In a small survey of 48 physicians on hurdles to prescribing medication abortion, published this year by the Journal of the American Board of Family Medicine, one doctor said, “I would be doing it in a heartbeat if I could prescribe mifepristone, and my patient could pick it up at a commercial pharmacy, but she cannot because of the way it is regulated by the FDA.”

Pills by mail

For years, certified physicians were only able to give patients mifepristone in person. That changed during the pandemic when a Maryland federal district court judge, Theodore Chuang, approved an injunction sought by physician groups allowing abortion medication to be prescribed via telehealth and shipped through the mail for the duration of the federal public health emergency.

The Supreme Court reinstated the in-person prescribing requirement in January 2021 at the request of the FDA while Donald Trump was still president. However, after Joe Biden was elected, the agency reversed course and permitted prescriptions by telemedicine, allowing the pills to be sent through the mail or dispensed from local pharmacies. A new president could reverse that again.

And the FDA is reviewing applications from mifepristone’s manufacturers to determine how corner pharmacists can dispense it safely at their brick-and-mortar stores. GenBioPro and Danco Laboratories submitted proposals in June. The FDA has six months to take action on the submission.

For abortion-rights advocates, the new interest from primary care organizations in prescribing medication abortion is one bright spot to emerge following the Supreme Court’s decision.

“The more we can normalize abortion care and spread it across more providers, we are spreading the risk around and normalizing this health service,” said Upadhyay.

Online access to pills isn’t a panacea for abortion patients in states where the procedure is banned. They must travel to states where it’s legal to meet with a doctor, whether in-person or online. And they may not be able to receive pills at their home address.

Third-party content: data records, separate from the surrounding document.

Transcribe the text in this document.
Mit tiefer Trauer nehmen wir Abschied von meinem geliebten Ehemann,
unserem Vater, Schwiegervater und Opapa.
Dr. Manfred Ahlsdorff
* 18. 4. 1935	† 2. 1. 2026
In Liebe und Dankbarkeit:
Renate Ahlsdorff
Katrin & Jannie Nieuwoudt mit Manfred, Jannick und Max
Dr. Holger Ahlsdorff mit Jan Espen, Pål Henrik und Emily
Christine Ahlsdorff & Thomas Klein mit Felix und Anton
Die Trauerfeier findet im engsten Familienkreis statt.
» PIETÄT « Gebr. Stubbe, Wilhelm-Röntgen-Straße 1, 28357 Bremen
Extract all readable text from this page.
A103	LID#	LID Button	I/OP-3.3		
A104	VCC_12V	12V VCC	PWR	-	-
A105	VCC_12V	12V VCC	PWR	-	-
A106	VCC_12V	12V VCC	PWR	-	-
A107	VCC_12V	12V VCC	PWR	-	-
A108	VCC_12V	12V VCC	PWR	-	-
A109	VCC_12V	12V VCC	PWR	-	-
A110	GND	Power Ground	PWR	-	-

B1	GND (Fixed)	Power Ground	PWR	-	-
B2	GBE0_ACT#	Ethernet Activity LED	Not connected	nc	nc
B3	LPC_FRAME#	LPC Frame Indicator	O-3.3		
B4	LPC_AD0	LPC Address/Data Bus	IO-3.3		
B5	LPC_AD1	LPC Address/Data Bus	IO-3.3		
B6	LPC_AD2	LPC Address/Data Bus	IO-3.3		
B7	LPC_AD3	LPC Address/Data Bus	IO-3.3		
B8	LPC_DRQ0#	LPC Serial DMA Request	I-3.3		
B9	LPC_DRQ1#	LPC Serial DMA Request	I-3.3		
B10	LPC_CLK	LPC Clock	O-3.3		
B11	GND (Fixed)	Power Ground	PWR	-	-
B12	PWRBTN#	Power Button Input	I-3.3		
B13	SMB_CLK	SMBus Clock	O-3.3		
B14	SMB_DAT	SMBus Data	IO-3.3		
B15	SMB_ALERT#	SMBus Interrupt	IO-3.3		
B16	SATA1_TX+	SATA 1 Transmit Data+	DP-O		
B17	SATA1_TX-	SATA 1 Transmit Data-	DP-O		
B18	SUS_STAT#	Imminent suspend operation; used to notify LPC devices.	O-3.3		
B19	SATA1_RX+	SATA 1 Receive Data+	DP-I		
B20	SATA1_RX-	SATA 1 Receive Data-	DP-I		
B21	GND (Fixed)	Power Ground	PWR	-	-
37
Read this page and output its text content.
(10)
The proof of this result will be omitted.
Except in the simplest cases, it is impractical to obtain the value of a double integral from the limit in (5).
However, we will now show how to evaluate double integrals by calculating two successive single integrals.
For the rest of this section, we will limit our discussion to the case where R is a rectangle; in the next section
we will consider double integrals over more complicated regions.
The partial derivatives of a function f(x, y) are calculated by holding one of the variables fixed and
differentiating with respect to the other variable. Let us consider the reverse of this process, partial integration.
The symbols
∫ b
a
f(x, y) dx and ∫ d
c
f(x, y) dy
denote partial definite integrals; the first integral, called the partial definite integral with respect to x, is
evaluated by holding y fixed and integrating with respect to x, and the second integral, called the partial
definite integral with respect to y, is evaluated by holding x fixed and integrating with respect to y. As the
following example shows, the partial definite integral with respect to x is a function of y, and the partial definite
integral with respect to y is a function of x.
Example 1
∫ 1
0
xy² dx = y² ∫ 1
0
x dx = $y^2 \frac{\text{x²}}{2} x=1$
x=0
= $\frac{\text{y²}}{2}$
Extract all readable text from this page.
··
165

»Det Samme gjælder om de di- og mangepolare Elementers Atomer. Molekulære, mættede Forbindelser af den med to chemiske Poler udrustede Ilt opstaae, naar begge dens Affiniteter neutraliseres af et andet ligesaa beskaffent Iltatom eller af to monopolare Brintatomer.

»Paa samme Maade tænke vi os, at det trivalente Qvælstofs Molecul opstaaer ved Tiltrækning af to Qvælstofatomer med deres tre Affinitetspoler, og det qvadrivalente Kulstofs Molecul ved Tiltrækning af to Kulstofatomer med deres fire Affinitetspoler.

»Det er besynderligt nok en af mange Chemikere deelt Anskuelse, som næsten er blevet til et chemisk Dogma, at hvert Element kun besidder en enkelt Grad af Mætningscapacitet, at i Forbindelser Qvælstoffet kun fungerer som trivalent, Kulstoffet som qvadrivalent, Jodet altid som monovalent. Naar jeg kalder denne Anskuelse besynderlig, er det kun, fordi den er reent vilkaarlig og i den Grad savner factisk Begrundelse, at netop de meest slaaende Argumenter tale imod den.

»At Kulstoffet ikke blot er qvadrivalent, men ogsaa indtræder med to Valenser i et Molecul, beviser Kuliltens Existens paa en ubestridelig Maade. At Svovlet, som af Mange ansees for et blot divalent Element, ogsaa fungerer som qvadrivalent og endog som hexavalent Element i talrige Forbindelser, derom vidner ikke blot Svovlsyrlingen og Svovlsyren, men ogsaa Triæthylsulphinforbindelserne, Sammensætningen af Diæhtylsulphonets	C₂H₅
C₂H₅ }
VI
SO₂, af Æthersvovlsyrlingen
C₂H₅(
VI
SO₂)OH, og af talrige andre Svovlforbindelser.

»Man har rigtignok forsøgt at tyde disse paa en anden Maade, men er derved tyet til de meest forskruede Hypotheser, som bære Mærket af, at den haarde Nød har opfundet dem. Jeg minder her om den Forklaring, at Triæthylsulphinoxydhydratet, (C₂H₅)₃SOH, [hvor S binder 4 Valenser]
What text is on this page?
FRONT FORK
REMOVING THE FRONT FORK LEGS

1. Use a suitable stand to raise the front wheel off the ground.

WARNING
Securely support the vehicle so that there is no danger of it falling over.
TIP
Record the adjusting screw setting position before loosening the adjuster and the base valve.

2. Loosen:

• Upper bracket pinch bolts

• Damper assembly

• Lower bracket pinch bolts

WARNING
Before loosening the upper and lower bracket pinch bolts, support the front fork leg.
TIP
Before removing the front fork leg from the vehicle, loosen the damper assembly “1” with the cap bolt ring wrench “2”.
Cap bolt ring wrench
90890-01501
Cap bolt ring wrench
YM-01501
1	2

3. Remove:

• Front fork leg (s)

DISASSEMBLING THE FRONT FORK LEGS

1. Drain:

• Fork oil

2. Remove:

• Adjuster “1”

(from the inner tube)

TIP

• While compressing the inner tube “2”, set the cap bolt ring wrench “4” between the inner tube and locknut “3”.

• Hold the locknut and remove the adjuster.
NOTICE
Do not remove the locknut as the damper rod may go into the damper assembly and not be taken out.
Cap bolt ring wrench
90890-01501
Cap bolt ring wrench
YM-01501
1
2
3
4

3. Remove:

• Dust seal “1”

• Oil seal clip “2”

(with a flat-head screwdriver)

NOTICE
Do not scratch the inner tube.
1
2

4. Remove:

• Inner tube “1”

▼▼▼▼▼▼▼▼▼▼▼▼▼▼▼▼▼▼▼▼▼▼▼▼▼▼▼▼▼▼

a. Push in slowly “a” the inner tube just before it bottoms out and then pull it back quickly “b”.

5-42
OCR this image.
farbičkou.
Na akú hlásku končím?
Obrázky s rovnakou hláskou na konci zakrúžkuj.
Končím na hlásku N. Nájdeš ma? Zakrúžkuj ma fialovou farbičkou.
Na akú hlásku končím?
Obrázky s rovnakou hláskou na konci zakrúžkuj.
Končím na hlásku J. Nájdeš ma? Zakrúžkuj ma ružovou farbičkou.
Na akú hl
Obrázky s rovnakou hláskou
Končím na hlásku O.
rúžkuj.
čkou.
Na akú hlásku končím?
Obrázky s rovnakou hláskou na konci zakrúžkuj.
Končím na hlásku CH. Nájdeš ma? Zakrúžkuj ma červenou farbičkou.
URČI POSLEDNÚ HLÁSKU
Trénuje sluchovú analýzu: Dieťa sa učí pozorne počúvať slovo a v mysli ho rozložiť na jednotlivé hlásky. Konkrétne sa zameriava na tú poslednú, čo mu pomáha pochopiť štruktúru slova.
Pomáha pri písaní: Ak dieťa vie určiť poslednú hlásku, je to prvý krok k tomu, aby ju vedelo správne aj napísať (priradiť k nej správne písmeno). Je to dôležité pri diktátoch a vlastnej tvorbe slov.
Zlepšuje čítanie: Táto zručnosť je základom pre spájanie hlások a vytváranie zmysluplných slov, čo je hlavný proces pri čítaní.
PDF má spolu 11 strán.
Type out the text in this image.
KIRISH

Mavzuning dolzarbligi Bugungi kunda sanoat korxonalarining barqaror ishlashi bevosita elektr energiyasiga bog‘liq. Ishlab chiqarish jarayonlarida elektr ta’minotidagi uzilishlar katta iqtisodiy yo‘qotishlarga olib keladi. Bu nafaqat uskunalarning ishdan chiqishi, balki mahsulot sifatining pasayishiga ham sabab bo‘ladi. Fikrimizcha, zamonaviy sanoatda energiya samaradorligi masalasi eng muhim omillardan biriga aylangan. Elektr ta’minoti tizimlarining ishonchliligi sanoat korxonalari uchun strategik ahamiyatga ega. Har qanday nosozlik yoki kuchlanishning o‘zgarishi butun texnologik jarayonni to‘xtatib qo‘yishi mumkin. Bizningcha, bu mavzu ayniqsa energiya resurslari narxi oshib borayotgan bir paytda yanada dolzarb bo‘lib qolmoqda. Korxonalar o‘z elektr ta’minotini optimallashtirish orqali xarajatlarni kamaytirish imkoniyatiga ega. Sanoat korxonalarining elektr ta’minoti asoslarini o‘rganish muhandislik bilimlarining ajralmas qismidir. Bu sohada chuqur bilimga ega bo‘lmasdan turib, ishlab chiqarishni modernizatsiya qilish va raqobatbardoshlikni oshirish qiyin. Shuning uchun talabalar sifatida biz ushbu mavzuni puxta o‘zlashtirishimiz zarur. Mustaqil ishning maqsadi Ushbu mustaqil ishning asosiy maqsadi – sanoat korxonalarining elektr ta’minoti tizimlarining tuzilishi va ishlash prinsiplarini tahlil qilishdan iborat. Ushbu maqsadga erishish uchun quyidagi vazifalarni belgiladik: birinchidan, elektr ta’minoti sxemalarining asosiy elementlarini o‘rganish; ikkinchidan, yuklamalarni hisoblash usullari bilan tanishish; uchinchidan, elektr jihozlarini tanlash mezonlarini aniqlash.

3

Upadhyay said she’s eager for the FDA to update its certification rules so pharmacies can apply to distribute mifepristone. The University of California has expressed its interest in dispensing medication abortion at its campus pharmacies.

Of course, health care providers that prescribe medication abortion — online or off— still face risks. Alpha Medical, an online primary care provider, plans to provide medication abortion later this year, but is still working through the legalities. Alpha Medical Chief Medical Officer Mary Jacobson said she is concerned that if she prescribes medication abortion in states where it’s legal, she might have her medical license revoked in states where it is banned.

She said Alpha Medical faces similar legal risks when it connects patients to abortion resources: “If someone from Texas contacts us for navigation, are we considered aiding and abetting if we give advice?”